On the 7th August 2019 the Singapore Convention on Mediation, also known as the ‘United Nations Convention on International Settlement Agreements Resulting from Mediation’ was signed by 46 countries at the official signing ceremony in Singapore. The convention provides a mechanism for parties in a mediation agreement to enforce it in the courts of any country that is a member of the convention.
This landmark convention formalised the enforceability of mediation agreements, as a result it will make mediation as a form of cross-border commercial dispute resolution more attractive. Due to its time and cost-efficient process, mediation allows for an affordable alternative to traditional litigation or arbitration methods.
Singapore Convention on Mediation
What is the Singapore convention on mediation?

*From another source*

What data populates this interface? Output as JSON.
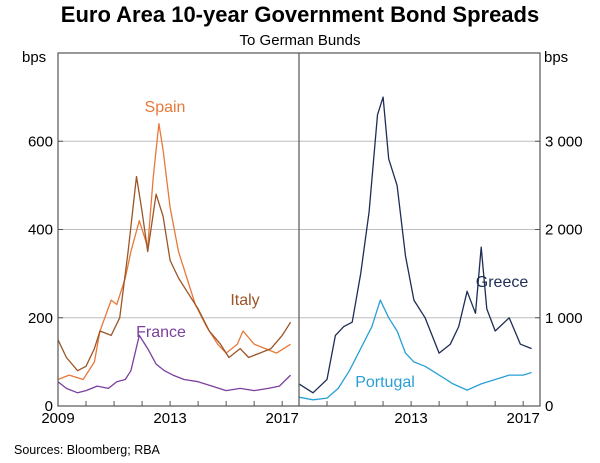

It is an international agreement set to formalise settlement agreements made by mediation. This convention is pivotal to international mediation and will bring mediation as a form of alternative dispute resolution to the same status as arbitration and litigation.
“The Singapore convention recognises the value for international trade of mediation as a method for settling commercial disputes in which the parties in dispute request a third person to assist them in their attempt to settle the dispute amicably” - United Nations Convention on International Settlement Agreements Resulting from Mediation
It ensures agreements made between traders become binding and enforceable in accordance with the convention’s regulations. Before the enactment of the Singapore Convention on Mediation, cross-border mediation agreements did not have an efficient and harmonised framework to follow. It was due to this limitation that the United Nations developed the Singapore Convention on Mediation.
Reasons for the creation of the Singapore convention
1. An effort to popularise mediation as a form of alternative dispute resolution.
This chart shows the choice of dispute resolution mechanism preferred.
Image: International Dispute Resolution Survey: Currents of Change 2019 Preliminary Report, Singapore management University
International commercial dispute resolution mechanism of choice by a large majority of respondents between 2016 and 2018 fell on arbitration. This is followed by litigation, hybrid mechanisms involving arbitration, and finally mediation.
The Singapore Convention on Mediation was created to increase the use of mediation in international commercial disputes.
2. Create an internationally recognised expedited enforcement mechanism for mediation agreements.
Unlike users of arbitration, people who use mediation did not rank enforceability very high on the international dispute resolution survey. One explanation for this statistic would be, at the time of drafting mediation agreements, the world lacked an internationally recognised expedited enforcement mechanism for it.
Unlike arbitration which is governed by the international New York convention guaranteeing its enforceability, or litigation where decisions are issued by local judges, mediation lack the sense of security users need to be sure their commercial mediation agreement can be enforced internationally.
The Singapore Convention on mediation aims to be the remedy to that problem by providing a standardised regulatory framework on international mediation. This in turn will allow mediation to become a mainstream dispute resolution option.
The primary goals of the convention are to
When a commercial dispute with cross boarder element arises, parties can choose from one of three dispute resolution methods; litigation in the courts, arbitration or mediation.
Arbitration is the most popular international commercial dispute resolution method followed by litigation according to the ‘International Dispute Resolution Survey’ issued by SMU.
When parties agree to go into arbitration, they are bound by the outcome of the decision made by the impartial arbitrator. The decision is internationally enforceable in 159 countries because of the ‘Convention on the Recognition and Enforcement of Foreign Arbitral Awards (New York convention 1958)’.
The objectives of the New York convention are to provide a common legislative standard for the recognition of arbitration agreements and the enforcement of foreign and non-domestic arbitral awards. The ancillary aim is to deny access to court proceedings in contravention of an arbitration agreement.
For an easier understanding of the Singapore convention on Mediation, think of this convention as the equivalent of the New York convention on arbitration but for mediation.
Litigation is the process of bringing a claim, called a lawsuit, before a court to enforce a particular right. Lawyers will present arguments on both sides before a judge to decide. It involves many complex legal procedures; therefore, it is arguably the most expensive and time inefficient dispute resolution method.
The choice to use litigation as a mechanism for dispute resolution depends on the complexity of the case and whether or not specific expertise is required.
For example, two parties from different countries disputing about goods located in another country will have to address difficult questions of legality, what laws apply, and the enforcement of foreign judgments. In this situation international arbitration may be a better choice due to the expertise of the tribunal, normally consisting of experienced professionals.
Alternatively, litigation is recommended where a dispute arises from corrupt institutions and therefore require impartial (neutral) judgement.
The signing of the Singapore Convention on Mediation last week will improve the confidence of parties using mediation as an alternative to litigation or arbitration as a mechanism to resolve international commercial dispute. This confidence comes from the prestige and trust an internationally recognised expedite enforcement mechanism connotes.
Widening the scope of ADR options will improve access to justice and the rule of law worldwide.